Erik Whittington was the American lead and rhythm guitarist for the Christian rock band, Tragedy Ann, signed to Organic Records. Whittington recorded with Tragedy Ann for all three of their albums. In 1998, he appeared on Lesser; in 1999 he appeared on the release One Nation Under God and in 2000 he appeared on the final Tragedy Ann release, Viva la Revolucion. He is also known for his work as the touring guitarist for Tooth & Nail Records recording artist Sometime Sunday, and Star Wars tribute band, Twin Sister. The lead singer for all three of Whittington's band was Mikee Bridges, known for starting TOMFest where Tragedy Ann played a reunion concert in 2000 and 2009. Tragedy Ann gained controversy as they became the front men for an organization known as Rock for Life, a pro-life organization, during their tours. Whittington left the music industry to run Rock for Life full-time.

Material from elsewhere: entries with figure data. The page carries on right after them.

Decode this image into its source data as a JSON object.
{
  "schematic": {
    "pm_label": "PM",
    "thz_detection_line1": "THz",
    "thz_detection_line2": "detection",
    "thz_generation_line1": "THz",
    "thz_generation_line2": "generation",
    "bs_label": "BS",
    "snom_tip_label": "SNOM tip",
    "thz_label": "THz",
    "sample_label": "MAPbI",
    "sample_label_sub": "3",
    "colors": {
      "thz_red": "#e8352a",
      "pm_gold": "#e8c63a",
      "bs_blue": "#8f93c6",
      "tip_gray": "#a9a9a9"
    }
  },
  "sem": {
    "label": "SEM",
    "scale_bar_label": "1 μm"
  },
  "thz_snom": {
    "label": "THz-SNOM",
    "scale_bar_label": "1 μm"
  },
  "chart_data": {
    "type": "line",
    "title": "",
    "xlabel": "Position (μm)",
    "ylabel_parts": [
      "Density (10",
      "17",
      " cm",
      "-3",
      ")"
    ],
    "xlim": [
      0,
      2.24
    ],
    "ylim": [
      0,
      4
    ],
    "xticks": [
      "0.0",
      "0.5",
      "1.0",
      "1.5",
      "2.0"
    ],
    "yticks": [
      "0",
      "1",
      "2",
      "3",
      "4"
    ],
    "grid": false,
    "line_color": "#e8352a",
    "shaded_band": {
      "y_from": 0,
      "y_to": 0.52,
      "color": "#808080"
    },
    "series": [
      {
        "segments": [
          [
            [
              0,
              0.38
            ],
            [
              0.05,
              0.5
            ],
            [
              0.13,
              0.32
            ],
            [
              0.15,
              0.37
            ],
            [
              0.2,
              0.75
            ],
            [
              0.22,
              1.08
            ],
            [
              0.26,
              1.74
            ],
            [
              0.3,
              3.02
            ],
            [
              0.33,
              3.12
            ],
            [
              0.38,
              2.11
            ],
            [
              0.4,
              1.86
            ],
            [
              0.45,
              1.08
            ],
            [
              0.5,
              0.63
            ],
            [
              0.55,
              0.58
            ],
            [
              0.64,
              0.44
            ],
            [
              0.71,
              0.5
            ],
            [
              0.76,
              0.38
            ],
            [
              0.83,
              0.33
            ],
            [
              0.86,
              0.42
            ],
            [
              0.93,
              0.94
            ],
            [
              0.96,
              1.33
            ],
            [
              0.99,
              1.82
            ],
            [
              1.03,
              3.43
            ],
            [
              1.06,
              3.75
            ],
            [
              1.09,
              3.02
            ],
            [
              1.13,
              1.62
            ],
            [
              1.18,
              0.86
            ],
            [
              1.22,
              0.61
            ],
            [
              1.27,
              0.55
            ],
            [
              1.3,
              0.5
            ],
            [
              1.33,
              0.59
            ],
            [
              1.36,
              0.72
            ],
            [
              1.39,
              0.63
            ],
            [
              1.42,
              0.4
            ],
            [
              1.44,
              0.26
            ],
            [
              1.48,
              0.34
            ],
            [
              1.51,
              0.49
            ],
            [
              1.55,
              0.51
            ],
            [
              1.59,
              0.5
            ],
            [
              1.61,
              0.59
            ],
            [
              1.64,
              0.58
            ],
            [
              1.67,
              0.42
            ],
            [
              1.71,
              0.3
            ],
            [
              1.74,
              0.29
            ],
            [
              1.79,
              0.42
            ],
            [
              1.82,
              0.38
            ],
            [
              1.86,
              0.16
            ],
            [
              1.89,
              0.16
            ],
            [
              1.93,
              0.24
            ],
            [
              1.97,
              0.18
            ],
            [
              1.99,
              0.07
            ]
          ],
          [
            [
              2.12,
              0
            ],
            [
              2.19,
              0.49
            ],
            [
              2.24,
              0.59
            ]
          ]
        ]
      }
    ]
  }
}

Both Tragedy Ann and Sometime Sunday appeared on Rock for Life compilation CDs.

Whittington's work with Rock for Life has been mentioned in two nationally published books, Righteous: Dispatches from the Evangelical Youth Movement by Lauren Sandler, and Body Piercing Saved My Life: Inside the Phenomenon of Christian Rock by Andrew Beaujon (a senior contributing writer for SPIN and known for his music project Eggs).